Boşnak asıllı bir aileden gelme ve İstanbul doğumlu bir Türk vatandaşı olarak iki kültürü harmanladım. Konuştuğum dil Türkçe, okulda Türk dilini, tarihini öğrendim. Kitaplarımda kullandığım, hakim olduğum dil Türkçe. Sırpçamı annemle konuşarak biraz ilerlettim. Hâlâ da öğrenmeye çalışıyorum. Anlamam şu an için daha iyi, ama konuşmakta güçlük çekiyorum.
Üçüncü kuşak göçmenler arasında bu dili iyi bilenler az. Ama bazı âdetlerimizi koruyoruz. Biz Boşnaklar dokuz göbek akrabayı almayız. Kuzenlerimize kardeş gözüyle bakarız. Komşumun çocuklarına yetiştirilmekten dolayı kardeş gözüyle bakarız.
Zaten öyle gördüğümüz için başka türlü bakmamız mümkün olmuyor. Onları kardeşimiz gibi seviyoruz. Boşnak erkekleri de bu konuda çok katıdır. Evine girip çıktığı arkadaşının kız kardeşine kardeş gözüyle bakılır.
Annem dili bilenlerle Sırpça konuşsa da, araya mutlaka Türkçe kelimeler sıkıştırır. Annem dili çok iyi bilir. Belgrad’da, Bosna Hersek’de, Karadağ’da, Hırvatistan’da ziyaretimiz sürecince Yugoslavlarla çok iyi anlaştı.
Ben Ajvar’ın bir Boşnak mezesi olduğunu 28 yaşında öğrendim. Boşnak Tarihi’ni araştırıp öğreniyorum. Bazı değişen âdetler var. Mesela yeni öğrendiğim Yenipazar usullerine göre kız söz kesilirken oğlana tatlı kahve yaparmış. Bu damadı beğendiği, evliliğe gönlü olduğu anlamına gelirmiş.
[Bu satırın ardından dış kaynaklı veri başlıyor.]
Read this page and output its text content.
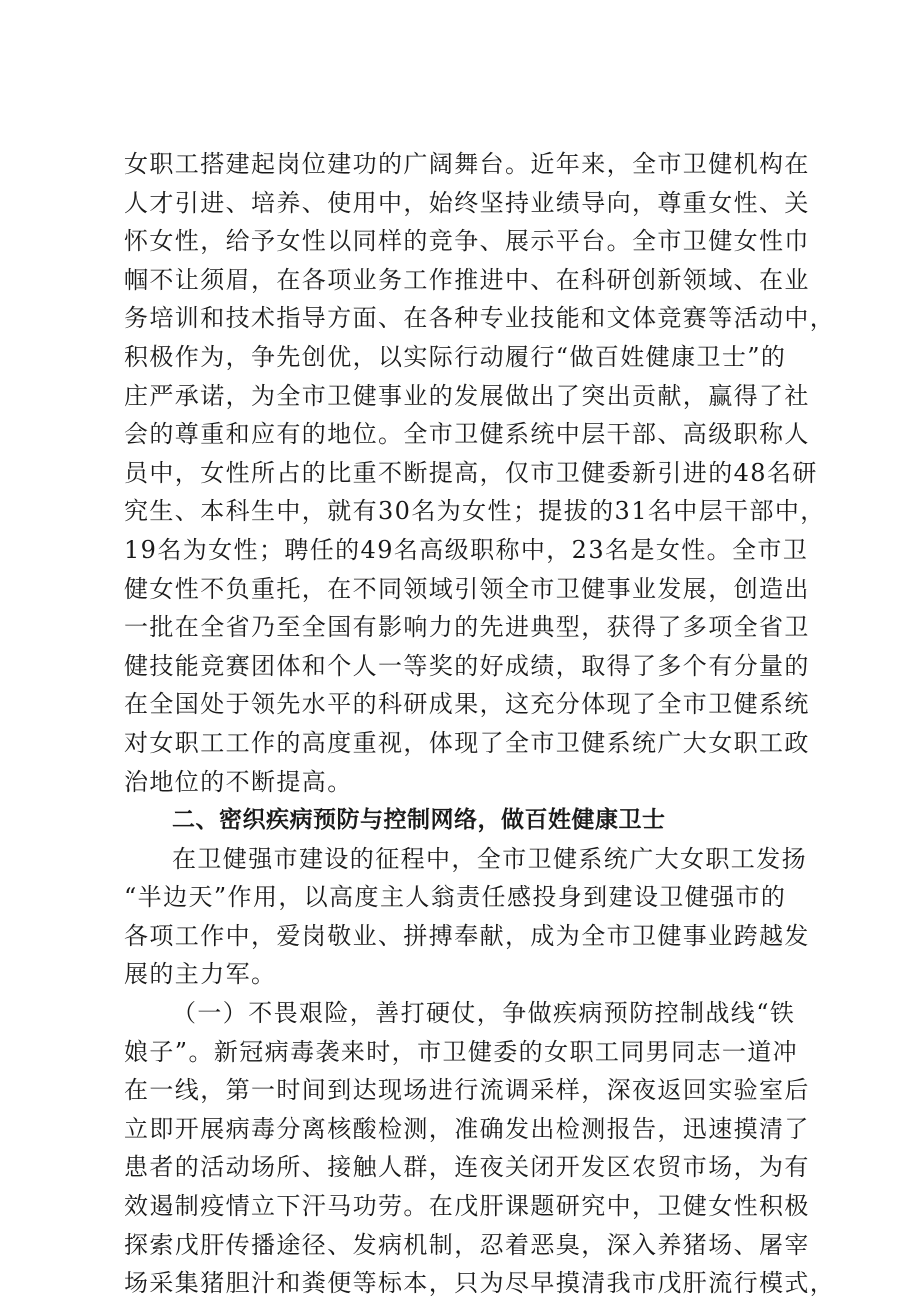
女职工搭建起岗位建功的广阔舞台。近年来，全市卫健机构在
人才引进、培养、使用中，始终坚持业绩导向，尊重女性、关
怀女性，给予女性以同样的竞争、展示平台。全市卫健女性巾
帼不让须眉，在各项业务工作推进中、在科研创新领域、在业
务培训和技术指导方面、在各种专业技能和文体竞赛等活动中，
积极作为，争先创优，以实际行动履行“做百姓健康卫士”的
庄严承诺，为全市卫健事业的发展做出了突出贡献，赢得了社
会的尊重和应有的地位。全市卫健系统中层干部、高级职称人
员中，女性所占的比重不断提高，仅市卫健委新引进的48名研
究生、本科生中，就有30名为女性；提拔的31名中层干部中，
19名为女性；聘任的49名高级职称中，23名是女性。全市卫
健女性不负重托，在不同领域引领全市卫健事业发展，创造出
一批在全省乃至全国有影响力的先进典型，获得了多项全省卫
健技能竞赛团体和个人一等奖的好成绩，取得了多个有分量的
在全国处于领先水平的科研成果，这充分体现了全市卫健系统
对女职工工作的高度重视，体现了全市卫健系统广大女职工政
治地位的不断提高。

二、密织疾病预防与控制网络，做百姓健康卫士

在卫健强市建设的征程中，全市卫健系统广大女职工发扬
“半边天”作用，以高度主人翁责任感投身到建设卫健强市的
各项工作中，爱岗敬业、拼搏奉献，成为全市卫健事业跨越发
展的主力军。

（一）不畏艰险，善打硬仗，争做疾病预防控制战线“铁
娘子”。新冠病毒袭来时，市卫健委的女职工同男同志一道冲
在一线，第一时间到达现场进行流调采样，深夜返回实验室后
立即开展病毒分离核酸检测，准确发出检测报告，迅速摸清了
患者的活动场所、接触人群，连夜关闭开发区农贸市场，为有
效遏制疫情立下汗马功劳。在戊肝课题研究中，卫健女性积极
探索戊肝传播途径、发病机制，忍着恶臭，深入养猪场、屠宰
场采集猪胆汁和粪便等标本，只为尽早摸清我市戊肝流行模式，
Kahveyi şekersiz yaparsa bu evliliği istemediği anlamına gelirmiş. Kuzenlerimin hepsi evlenirken tuzlu kahve yaptılar. Yeni kitabımda Boşnak düğün adetlerini anlatıyorum. Yeni öğrendiğim bilgileri de sizlerle paylaşacağım. Yani kültürümüz bazı âdetlerimizi koruyarak yeni durumlara açık.